Matsutake mushrooms, like many fungi, only appear when they can be entangled with the roots of a suitable host tree in a mycorrhizal relationship. They got on very well with those scrubby pines. Tsing tells how the accidental introduction of the Pine Wilt Nematode on a shipment of American Pine into Japan had devastated the Matsutake’s natural host there, hence its rarity. It is not a serious pest of American Pine. Incidentally, Scots Pine is a good host for Matsutake.

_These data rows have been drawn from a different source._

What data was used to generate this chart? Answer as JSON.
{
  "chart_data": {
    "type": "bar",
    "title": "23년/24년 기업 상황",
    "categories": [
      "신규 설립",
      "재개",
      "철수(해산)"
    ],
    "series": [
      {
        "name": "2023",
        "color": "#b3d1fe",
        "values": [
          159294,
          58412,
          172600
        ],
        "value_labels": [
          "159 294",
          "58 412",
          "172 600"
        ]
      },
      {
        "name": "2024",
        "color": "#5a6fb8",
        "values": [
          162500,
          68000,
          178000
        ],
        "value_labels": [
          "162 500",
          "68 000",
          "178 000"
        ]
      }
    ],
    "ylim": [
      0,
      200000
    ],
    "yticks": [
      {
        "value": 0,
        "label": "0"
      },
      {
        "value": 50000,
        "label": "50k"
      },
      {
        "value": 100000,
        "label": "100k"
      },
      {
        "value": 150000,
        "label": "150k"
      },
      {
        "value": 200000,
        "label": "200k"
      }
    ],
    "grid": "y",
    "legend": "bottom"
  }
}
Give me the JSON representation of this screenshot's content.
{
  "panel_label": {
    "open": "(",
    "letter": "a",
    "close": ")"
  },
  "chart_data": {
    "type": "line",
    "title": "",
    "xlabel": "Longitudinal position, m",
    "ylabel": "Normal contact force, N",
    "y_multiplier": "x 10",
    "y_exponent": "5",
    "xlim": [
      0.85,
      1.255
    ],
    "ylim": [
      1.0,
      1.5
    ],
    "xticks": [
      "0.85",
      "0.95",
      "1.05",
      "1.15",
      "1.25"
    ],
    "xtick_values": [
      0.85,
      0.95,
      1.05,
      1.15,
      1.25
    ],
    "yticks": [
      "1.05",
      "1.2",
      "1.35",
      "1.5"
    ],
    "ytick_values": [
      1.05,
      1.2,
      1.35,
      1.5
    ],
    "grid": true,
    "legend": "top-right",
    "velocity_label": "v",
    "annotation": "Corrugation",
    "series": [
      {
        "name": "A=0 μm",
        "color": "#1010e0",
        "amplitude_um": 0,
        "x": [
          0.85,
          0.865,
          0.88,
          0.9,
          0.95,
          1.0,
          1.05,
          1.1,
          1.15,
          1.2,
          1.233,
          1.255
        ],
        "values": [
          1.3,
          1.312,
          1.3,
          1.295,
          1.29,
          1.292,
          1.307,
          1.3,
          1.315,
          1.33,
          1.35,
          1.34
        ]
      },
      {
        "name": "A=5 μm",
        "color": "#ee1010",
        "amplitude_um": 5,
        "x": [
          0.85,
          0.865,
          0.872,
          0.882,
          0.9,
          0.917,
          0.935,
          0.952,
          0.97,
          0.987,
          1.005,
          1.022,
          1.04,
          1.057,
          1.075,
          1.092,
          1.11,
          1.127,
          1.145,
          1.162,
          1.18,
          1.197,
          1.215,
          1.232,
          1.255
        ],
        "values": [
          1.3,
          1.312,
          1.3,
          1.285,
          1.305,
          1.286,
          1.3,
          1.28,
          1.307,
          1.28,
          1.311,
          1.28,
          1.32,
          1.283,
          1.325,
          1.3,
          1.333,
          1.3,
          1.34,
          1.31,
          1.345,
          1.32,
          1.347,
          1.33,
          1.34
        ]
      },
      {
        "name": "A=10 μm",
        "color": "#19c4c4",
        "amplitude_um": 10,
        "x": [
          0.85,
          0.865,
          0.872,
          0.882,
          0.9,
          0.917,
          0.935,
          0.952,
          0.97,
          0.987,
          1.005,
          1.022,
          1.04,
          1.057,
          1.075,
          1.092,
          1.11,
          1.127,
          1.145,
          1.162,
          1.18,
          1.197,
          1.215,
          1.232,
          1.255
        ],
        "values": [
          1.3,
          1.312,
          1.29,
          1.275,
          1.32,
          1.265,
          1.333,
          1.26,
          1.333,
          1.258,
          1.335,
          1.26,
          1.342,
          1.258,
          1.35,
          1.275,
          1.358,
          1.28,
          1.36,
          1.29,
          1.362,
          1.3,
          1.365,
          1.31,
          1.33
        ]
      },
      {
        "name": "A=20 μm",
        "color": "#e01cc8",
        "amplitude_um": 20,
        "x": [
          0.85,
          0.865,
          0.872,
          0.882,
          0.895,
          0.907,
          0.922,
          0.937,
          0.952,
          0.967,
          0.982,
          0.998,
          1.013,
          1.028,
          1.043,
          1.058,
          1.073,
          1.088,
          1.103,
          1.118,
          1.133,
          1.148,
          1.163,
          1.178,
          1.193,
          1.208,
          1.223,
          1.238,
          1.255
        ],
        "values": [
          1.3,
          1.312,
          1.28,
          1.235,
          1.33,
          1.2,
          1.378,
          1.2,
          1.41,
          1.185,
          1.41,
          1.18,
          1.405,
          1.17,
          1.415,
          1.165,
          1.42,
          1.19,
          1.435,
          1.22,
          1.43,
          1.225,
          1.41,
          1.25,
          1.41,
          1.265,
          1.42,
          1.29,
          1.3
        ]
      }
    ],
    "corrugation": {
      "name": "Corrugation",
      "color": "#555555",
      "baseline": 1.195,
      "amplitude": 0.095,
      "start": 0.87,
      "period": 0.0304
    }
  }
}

Disappearing mushrooms when a forest changes is familiar to me. All forests and woods are in the process of change, but our two ex-commercial forests, Five Mile and Taymount Woods, are forests in abrupt transition. Before the Commission took out the last valuable trees and wind-throw did for many more, Five Mile Wood was my happy mushroom-hunting ground, the place I’d take people to for foraging walks. I knew exactly where to find the biggest chanterelles, the white Angels’ Wings, the logs where real oyster mushrooms could often break out. The ditches
beside the path were home to many fascinating species, including several edible Boletus including the Cep and the maggot-free Bay Bolete – and, of course plenty of highly poisonous examples too. Some years, the tantalisingly similar but inedible False Chanterelle outnumbered the real one – which is exactly what you need when teaching people not to harm themselves by misidentification. One damp corner was an emporium for the delicious Slippery Jack, which turned up in troops like clockwork, every year in late summer and autumn. I used to dry the ones we didn’t fry up right away, and store them in jars.
The fragile entangled associations which had built up over the decades were shattered by felling. The self-sown birches that are colonising parts of both the woods will eventually reel in their own, interconnected fungal friends, and the chanterelles will surely re-emerge one day, because birch is their main host tree. From experience, it takes at least a decade before mushrooms start to appear in a new wood, and the first arrivals are never the ones you want to eat! The precarity of a habitat for specific mushrooms is alarming – involving water tables, shade, parasitic plants, nematodes, beetles, animals – including mushroom pickers. Tsing’s book includes chapters on the equally precarious lives of the pickers – refugees, indigenous peoples, itinerants. Humans aren’t in control of what the mushrooms will do, because there are so many variables in play. Humans are just part of the landscape, and the landscape is changing because of and despite them.
So, I can only observe and enjoy the new but mushroom-free habitats in parts of our woods, note the changes, watch new worlds forming out of devastation and realise we are not in charge, not that clever, and maybe, not that important either. I scoured the ditches in Five Mile Wood for boletes recently, and right at the end, I did find a couple of lingering and determined specimens. I left them there.
But who knows what will be the mushroom at the end of the wood?